Segala tangisku untuknya terbayar dengan sia-sia. Ia menuliskan tentang wanita-wanita barunya, bukan tentangku. Dan saat itu aku hanya bisa diam dan berkaca, aku memang tidak secantik wanita itu namun aku adalah makhluk hidup yang mempunyai hati dan perasaan. Hatiku saat itu seperti keramik yang dijatuhkan dari lantai 20 sebuah hotel. Seperti kertas yang sedang perlahan hangus terbakar. Seperti butiran padi di lereng gunung yang teraliri magma letusan gunung. Aku hanya bisa terdiam di sudut ruang. Aku sudah tidak bisa lagi menangis, entah karena terlalu sakit hingga matinya rasa di hatiku atau jiwaku yang lama telah berganti dengan yang baru.
Aku merasakan setiap detail kesakitan yang menggerogoti hatiku. Pengkhianatan adalah tanda dari kemunafikkan. Aku mencintai orang munafik. Aku mencintai seorang penipu. Aku mencintai seseorang yang tidak mencintaiku namun berstatus kekasihku. Benarkah aku wanita yang tak punya muka dan harga diri? Hingga aku rela dijadikan kekasih tanpa dicintai. Benarkah aku sebuah kedok demi berjalannya sebuah misi yang belum aku ketahui? Dan aku masih diam disini menanti waktu misi itu telah berhasil dilaksanakan. Sebegitu bodohnya kah diriku hingga aku bisa ditipu berulang kali? Ini bukan cinta, ini adalah kebodohanku. Karena cinta tidaklah bertepuk sebelah tangan.
Aku berjalan diatas bara, aku merasa panas dan sakit. Aku merasa kulit kakiku mulai terbakar. Namun aku tidak mau keluar dari lintasan bara ini. Siapa yang tidak mau? aku. Siapa yang bodoh? Sudah tentu hati yang bodoh, dia membodohiku dengan memberikan harapan-harapan tentang masa depan bahwa aku akan bahagia dengannya. Dan seperti biasa otak selalu berbicara, bahwa kebohongan adalah candu. Jika sekarang ia sudah mentigakanmu, bagaimana jika kalian menikah?
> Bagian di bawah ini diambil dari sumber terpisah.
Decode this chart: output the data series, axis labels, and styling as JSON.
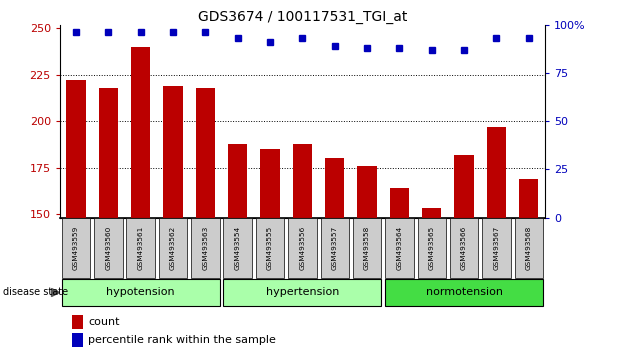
{
  "title": "GDS3674 / 100117531_TGI_at",
  "samples": [
    "GSM493559",
    "GSM493560",
    "GSM493561",
    "GSM493562",
    "GSM493563",
    "GSM493554",
    "GSM493555",
    "GSM493556",
    "GSM493557",
    "GSM493558",
    "GSM493564",
    "GSM493565",
    "GSM493566",
    "GSM493567",
    "GSM493568"
  ],
  "counts": [
    222,
    218,
    240,
    219,
    218,
    188,
    185,
    188,
    180,
    176,
    164,
    153,
    182,
    197,
    169
  ],
  "percentiles": [
    96,
    96,
    96,
    96,
    96,
    93,
    91,
    93,
    89,
    88,
    88,
    87,
    87,
    93,
    93
  ],
  "group_configs": [
    {
      "start": 0,
      "end": 4,
      "name": "hypotension",
      "color": "#AAFFAA"
    },
    {
      "start": 5,
      "end": 9,
      "name": "hypertension",
      "color": "#AAFFAA"
    },
    {
      "start": 10,
      "end": 14,
      "name": "normotension",
      "color": "#44DD44"
    }
  ],
  "ylim_left": [
    148,
    252
  ],
  "ylim_right": [
    0,
    100
  ],
  "yticks_left": [
    150,
    175,
    200,
    225,
    250
  ],
  "yticks_right": [
    0,
    25,
    50,
    75,
    100
  ],
  "bar_color": "#BB0000",
  "dot_color": "#0000BB",
  "grid_values": [
    175,
    200,
    225
  ],
  "label_count": "count",
  "label_percentile": "percentile rank within the sample",
  "sample_box_color": "#CCCCCC"
}
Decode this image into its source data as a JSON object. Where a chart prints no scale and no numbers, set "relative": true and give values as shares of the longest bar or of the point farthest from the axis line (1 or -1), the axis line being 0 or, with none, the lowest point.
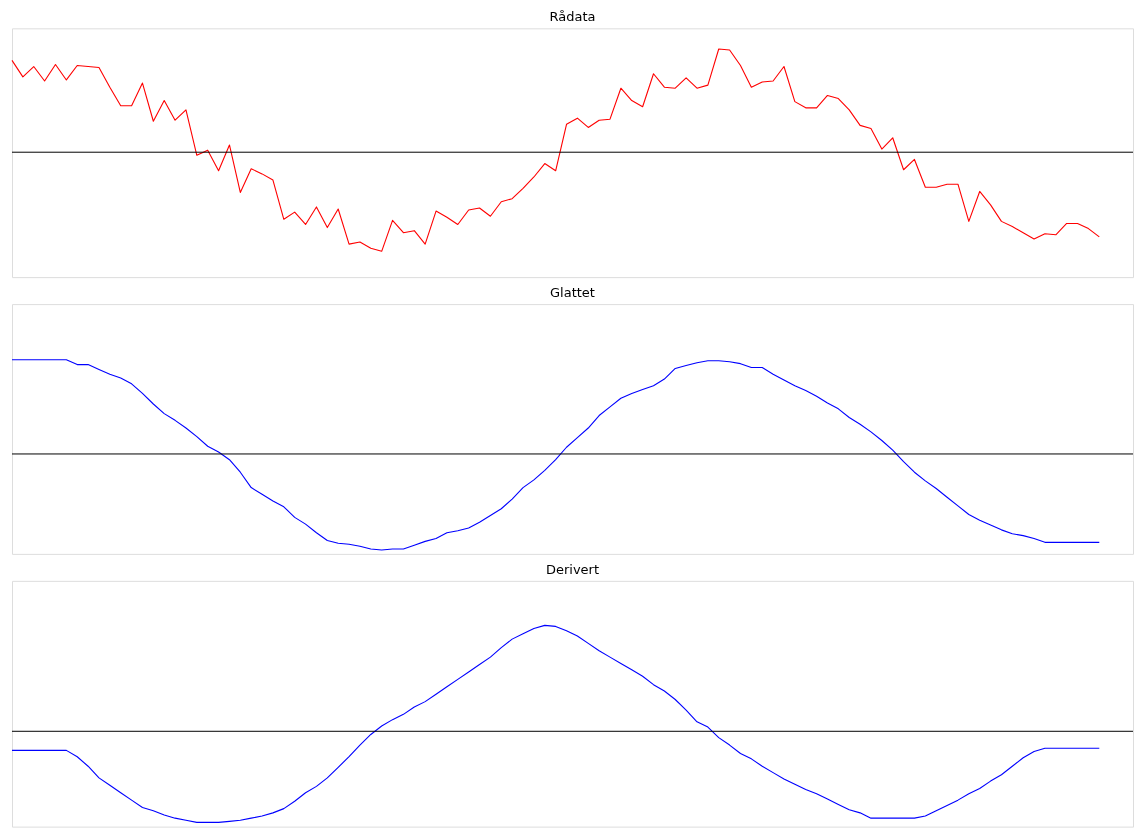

Poligami dengan 4 orang istri? Kau mau? tentu tidak. lalu apa yang akan ku lakukan? Aku hanya bisa diam dan melihat dengan jeritan-jeritan di hatiku ketika aku melihatnya. Aku tidak akan menyampaikannya, karena rasa sakit yang kurasakan ini tiada duanya.
Maka kuputuskan mengadu kepada Tuhan agar bersedia mengangkat rasa sakit ini. Tuhan, aku mencintainya namun ia tidak mencintaiku. Lalu untuk apa aku menjalin ikatan dengan dia? Tuhan selamatkan aku dari hilangnya arah hidupku karena jebakan syaitan yang terkutuk dengan permainan hati yang ia lakukan kepadaku telah memudarkan pandangan masa hidupku. Aku terjatuh didalam palung yang dalam. Dan kau tahu apa untungnya aku? Beruntungnya aku adalah seorang wanita. Beruntungnya aku masih mempunyai hati. Beruntungnya, setiap wanita yang disakiti akan mempunyai caranya tersendiri untuk membalas apa yang telah dilakukan. Dengan air mata, dengan tindakan, dan dengan doa. Aku yang tersakiti. Aku yang kaub khianati, dan aku yang akan menerima jatah kebahagiaan hidupmu nanti.